6. Kindly add a limitation section before the conclusion of this study.
7. Figure 2A lacks clarity. No schematic of constructs (promoters, genes, resistance markers, etc.) is shown. Improve this figure for clarity and annotation.
8. Figure 3: On the y-axis of 3B, units must be after the chlorophyll a, while on the y-axis of 3C, the peak area is not labeled with units.
9. Scientific names in the references are not italic. Kindly improve them.

Author Response

The manuscript titled " Heterologous production of the structurally complex diterpenoid forskolin in Synechocystis sp. PCC. 6803," submitted to Bioengineering-MDPI, presents a novel and noteworthy advancement. The work is scientifically sound, highly relevant to the field of photosynthetic biomanufacturing, and fits well within the journal's scope. However, minor issues were identified during the review of this manuscript that require attention for improvement.

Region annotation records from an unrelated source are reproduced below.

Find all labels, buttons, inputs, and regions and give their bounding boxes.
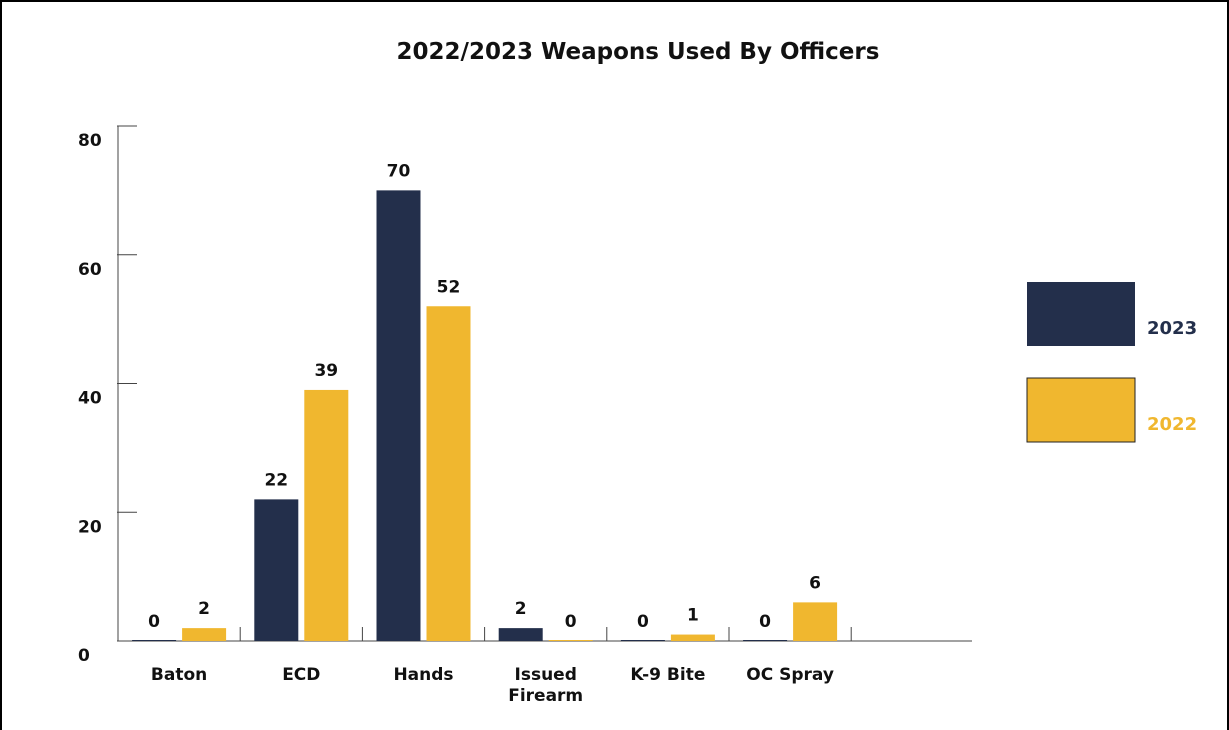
data-label: 0 bbox=[637, 612, 649, 632]
bars bbox=[132, 190, 838, 641]
data-label: 0 bbox=[148, 612, 160, 632]
data-label: 0 bbox=[565, 612, 577, 632]
data-label: 70 bbox=[387, 161, 411, 181]
data-label: 2 bbox=[515, 599, 527, 619]
data-label: 6 bbox=[809, 573, 821, 593]
y-tick-label: 40 bbox=[78, 389, 102, 409]
x-tick-label: Baton bbox=[151, 665, 207, 685]
bar-2022-baton bbox=[182, 628, 227, 641]
legend-label-2023: 2023 bbox=[1147, 318, 1197, 339]
legend: 2023 2022 bbox=[1026, 282, 1197, 443]
legend-label-2022: 2022 bbox=[1147, 414, 1197, 435]
data-label: 2 bbox=[198, 599, 210, 619]
data-label: 39 bbox=[314, 361, 338, 381]
x-tick-label: Issued Firearm bbox=[508, 665, 583, 706]
x-tick-labels: Baton ECD Hands Issued Firearm K-9 Bite OC Spr… bbox=[151, 665, 834, 706]
bar-2022-ecd bbox=[304, 389, 349, 641]
bar-2023-baton bbox=[132, 640, 177, 641]
bar-2023-issued-firearm bbox=[498, 628, 543, 641]
data-label: 1 bbox=[687, 606, 699, 626]
y-tick-label: 60 bbox=[78, 260, 102, 280]
y-tick-label: 80 bbox=[78, 131, 102, 151]
data-label: 52 bbox=[437, 277, 461, 297]
x-tick-label: K-9 Bite bbox=[630, 665, 705, 685]
bar-2023-k-9-bite bbox=[620, 640, 665, 641]
x-tick-label: Hands bbox=[393, 665, 453, 685]
x-tick-label: ECD bbox=[282, 665, 320, 685]
data-label: 22 bbox=[264, 470, 288, 490]
x-tick-label: OC Spray bbox=[746, 665, 834, 685]
y-tick-label: 20 bbox=[78, 517, 102, 537]
bar-2022-hands bbox=[426, 306, 471, 641]
chart-title: 2022/2023 Weapons Used By Officers bbox=[397, 39, 880, 65]
bar-2022-oc-spray bbox=[793, 602, 838, 641]
bar-2023-hands bbox=[376, 190, 421, 641]
bar-2022-issued-firearm bbox=[548, 640, 593, 641]
legend-swatch-2022 bbox=[1026, 377, 1136, 443]
bar-2023-ecd bbox=[254, 499, 299, 641]
data-label: 0 bbox=[759, 612, 771, 632]
legend-swatch-2023 bbox=[1027, 282, 1135, 346]
bar-2022-k-9-bite bbox=[670, 634, 715, 641]
bar-2023-oc-spray bbox=[743, 640, 788, 641]
y-tick-label: 0 bbox=[78, 646, 90, 666]
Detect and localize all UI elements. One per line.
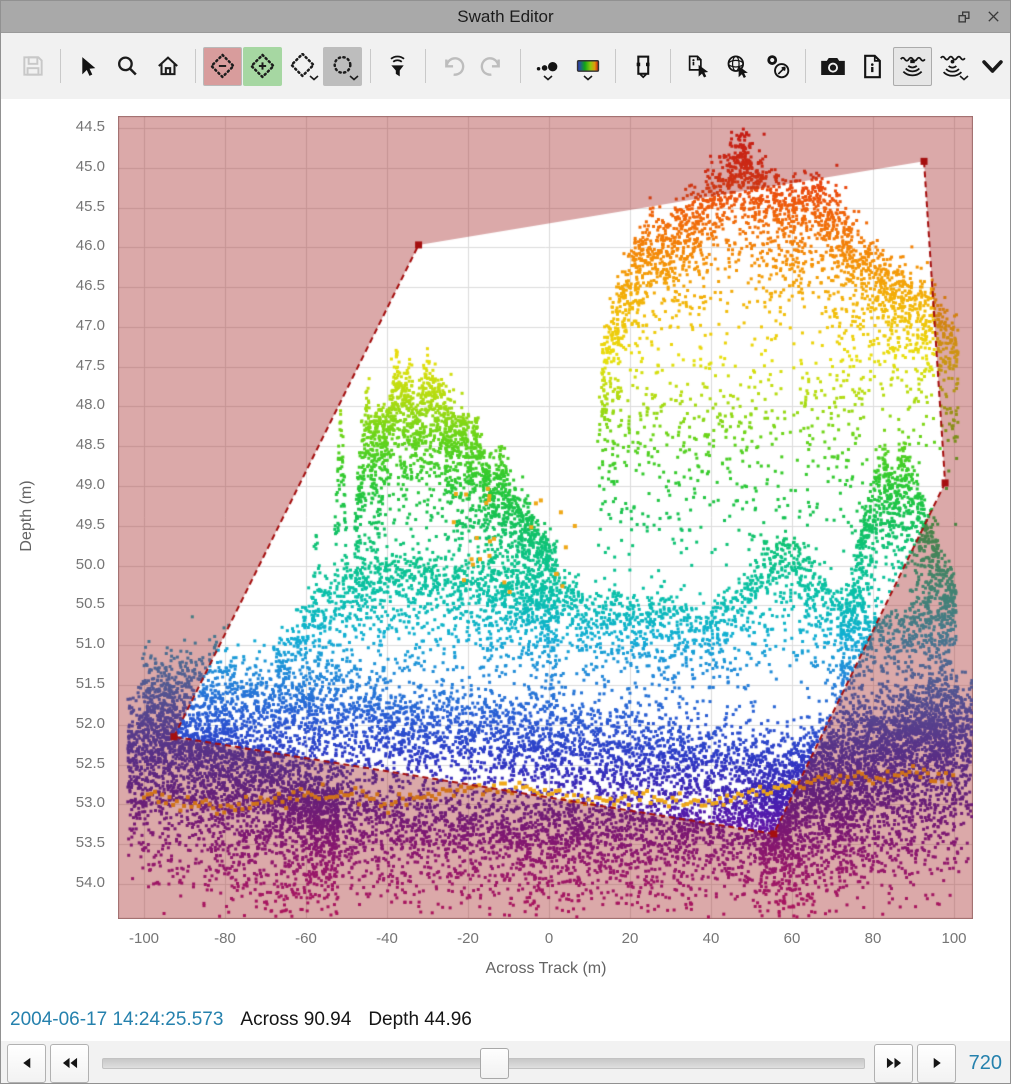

1. How did the authors confirm the expression of transformants’ genes?

We have not confirmed the expression of the heterologously expressed pathway!

As we write in the manuscript: “Independent antibiotic-resistant colonies were selected and screened for forskolin production. Measuring the activity of individual enzymes in the pathway was not possible because the required intermediates are complex, challenging to synthesize, and difficult to isolate from natural sources due to their structural similarity to other intermediates, making purification impractical for enzymatic assays. Instead, we decided to analyse the production of the end-product forskolin, the compound previously documented to be synthesized by the six genes here introduced in Synechocystis sp. PCC 6803”

1. Line 27: “Forskolin titers reached 25.0 ±4 µg/L, all of which was secreted…” should be rephrased to improve the readability. E.g., “...and was entirely secreted into the medium.”

Corrected!

1. Line 109: “50 µ µmol photons” has an extra “µ” symbol.

Well spotted! Corrected!

1. Line 218: “OD around 4” should be “OD730 around 4” for clarity and consistency.

Corrected!

1. Line 227 states 25 µg/mL, which contradicts the earlier value of 25 µg/L in Line 27. Kindly recheck the units throughout the manuscript for consistency.

Corrected!

1. Kindly add a limitation section before the conclusion of this study.

We are not quite sure what is meant with this request. We have added a few lines on future work in the revised version of the manuscript.

1. Figure 2A lacks clarity. No schematic of constructs (promoters, genes, resistance markers, etc.) is shown. Improve this figure for clarity and annotation.

Fig. 2A has been improved as requested!

 

1. Figure 3: On the y-axis of 3B, units must be after the chlorophyll a, while on the y-axis of 3C, the peak area is not labeled with units.

Corrected!

Scientific names in the references are not italic. Kindly improve them.

Done!

Round 2

Reviewer 1 Report

Comments and Suggestions for Authors

The raise queries has been satisfactorily added by the authors. No more concern from my side.